Without further clarity, our signal to the various divisions of the Sandiganbayan hearing these complex and
politically laden plunder cases can be misinterpreted. Rather than apply the Rule of Law without fear or
favor, the sitting justices will become more sensitive to the demands of those who have political influence.
After all, in their minds, even if they do what is expected of them, this court may still declare that the
Sandiganbayan gravely abused its discretion.

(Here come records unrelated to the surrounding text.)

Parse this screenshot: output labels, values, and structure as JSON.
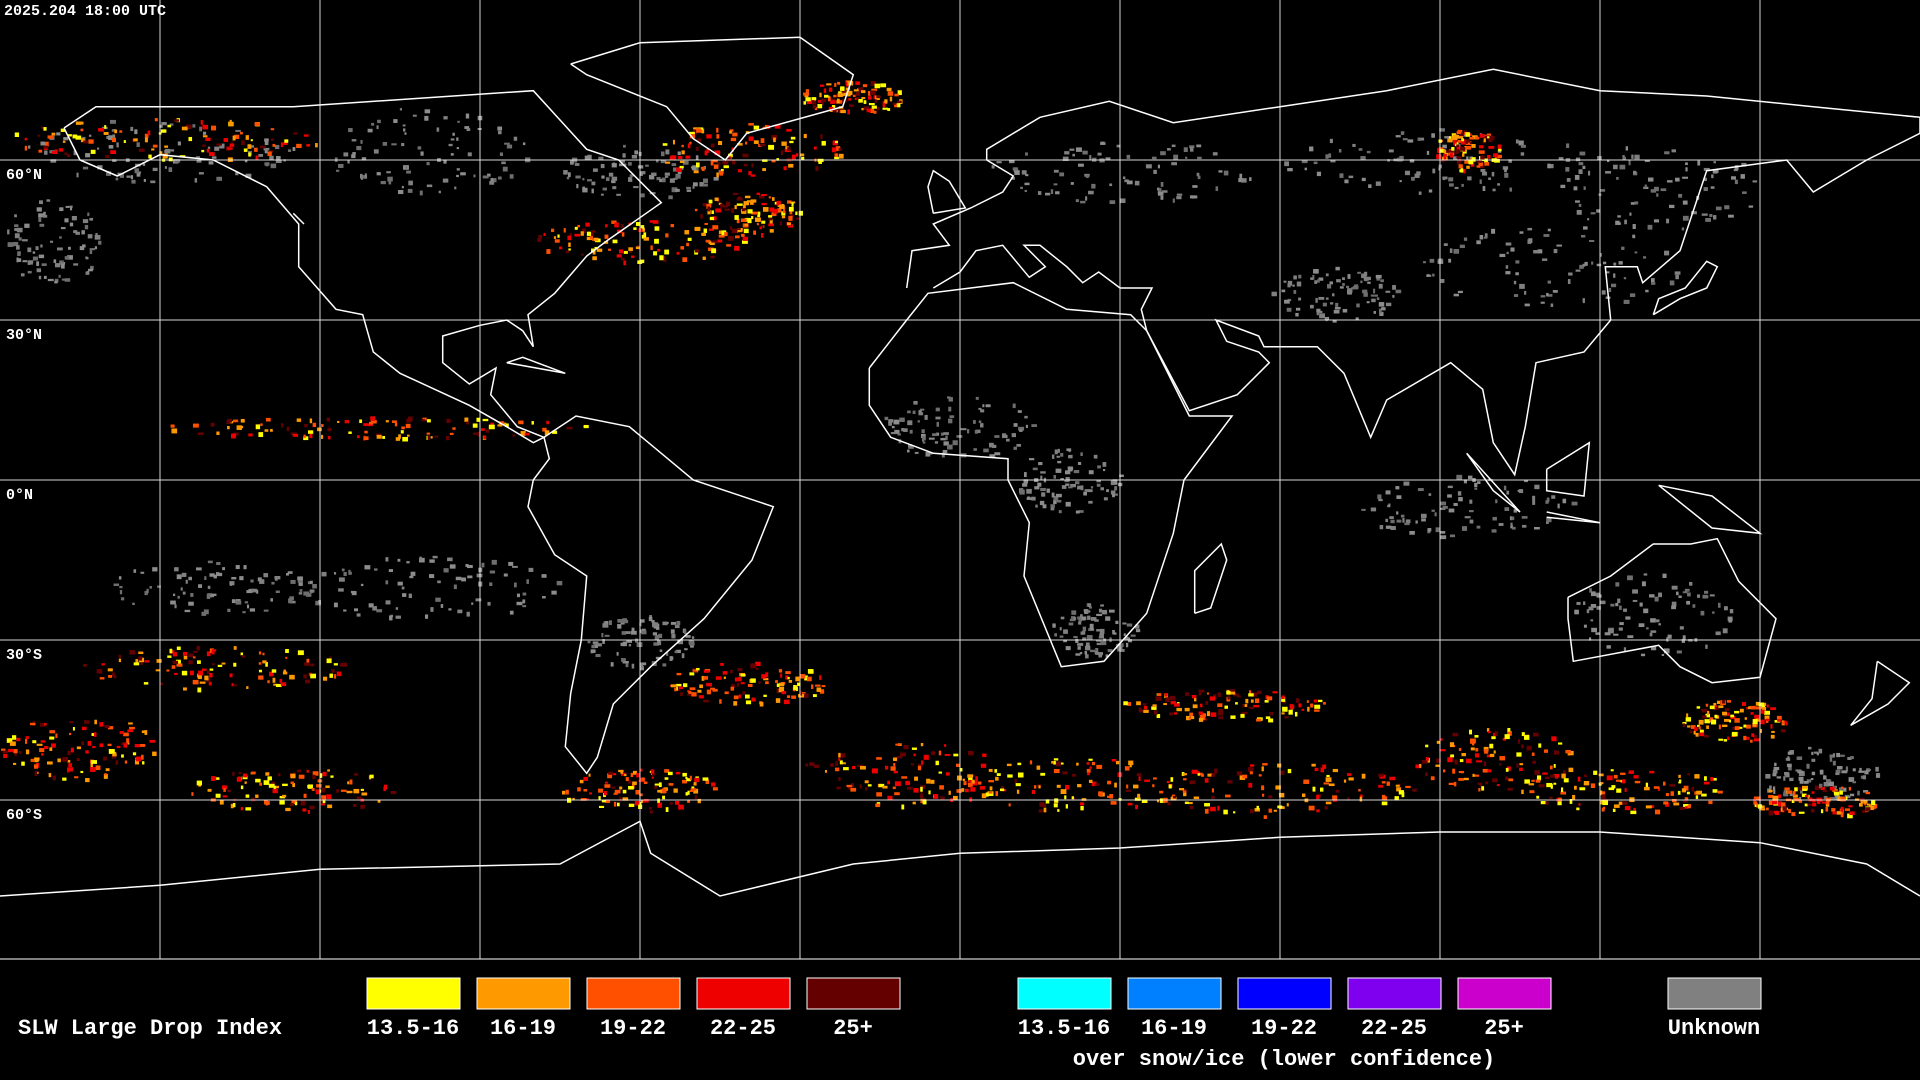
{
  "header": {
    "timestamp": "2025.204 18:00 UTC"
  },
  "map": {
    "latitude_labels": [
      "60°N",
      "30°N",
      "0°N",
      "30°S",
      "60°S"
    ]
  },
  "legend": {
    "title": "SLW Large Drop Index",
    "groups": [
      {
        "items": [
          {
            "label": "13.5-16",
            "color": "#ffff00"
          },
          {
            "label": "16-19",
            "color": "#ff9900"
          },
          {
            "label": "19-22",
            "color": "#ff5000"
          },
          {
            "label": "22-25",
            "color": "#ee0000"
          },
          {
            "label": "25+",
            "color": "#650000"
          }
        ]
      },
      {
        "items": [
          {
            "label": "13.5-16",
            "color": "#00ffff"
          },
          {
            "label": "16-19",
            "color": "#0080ff"
          },
          {
            "label": "19-22",
            "color": "#0000ff"
          },
          {
            "label": "22-25",
            "color": "#7f00ee"
          },
          {
            "label": "25+",
            "color": "#cc00cc"
          }
        ],
        "caption": "over snow/ice (lower confidence)"
      }
    ],
    "unknown": {
      "label": "Unknown",
      "color": "#808080"
    }
  }
}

The granting of bail is a judicial function circumscribed within the bounds of the Constitution. Our duty is to
ensure the realization of the Rule of Law even in difficult cases. This case does not really present any kind
of legal complexity if we blind ourselves as to who is involved. It is complex only because it is political.

The grant of provisional liberty to petitioner without any determination of whether the evidence of guilt is
strong violates the clear and unambiguous text of the Constitution. It may be that, as citizens, we have our
own opinions on or predilections for how the balance of fundamental rights, liberties, and obligations
should be. It may be that, as citizens, such opinions are founded on our wealth of knowledge and
experience.
But, as members of this court, our duty is to enforce the exact textual formulation of the fundamental
document written and ratified by the sovereign. This fealty to the text of the Constitution will provide us
with a stable anchor despite the potential political controversies that swirl over the legal questions that we
need to decide. It is also this fealty to the text of the Constitution that gives this court the legitimacy as
the final bastion and the ultimate sentinel of the Rule of Law.
As the apex of the judiciary, the very sentinels of the Rule of Law, the court from whom all other courts
like the Sandiganbayanshould find inspiration and courage, we should apply the law squarely and
without fear or favor. We should have collectively carried the burden of doing justice properly and denied
this Petition.
Indeed, mercy and compassion temper justice. However, mercy and compassion should never replace
justice. There is injustice when we, as the court of last resort, conveniently rid ourselves of the burden of
enforcing the Rule of Law by neglecting to do the kind of rigorous, deliberate, and conscious analysis of the
issues raised by the parties. There is injustice when we justify the result we want with ambiguous and
unclear standards.
Compassion as an excuse for injustice not only fails us as justices of this court. It also fails us in our own
humanity.
ACCORDINGLY, I vote to DISMISS the Petition. The Motion to Fix Bail should be treated by the
Sandiganbayan as a petition for bail under Rule 114, Section 5 of the Rules of Court.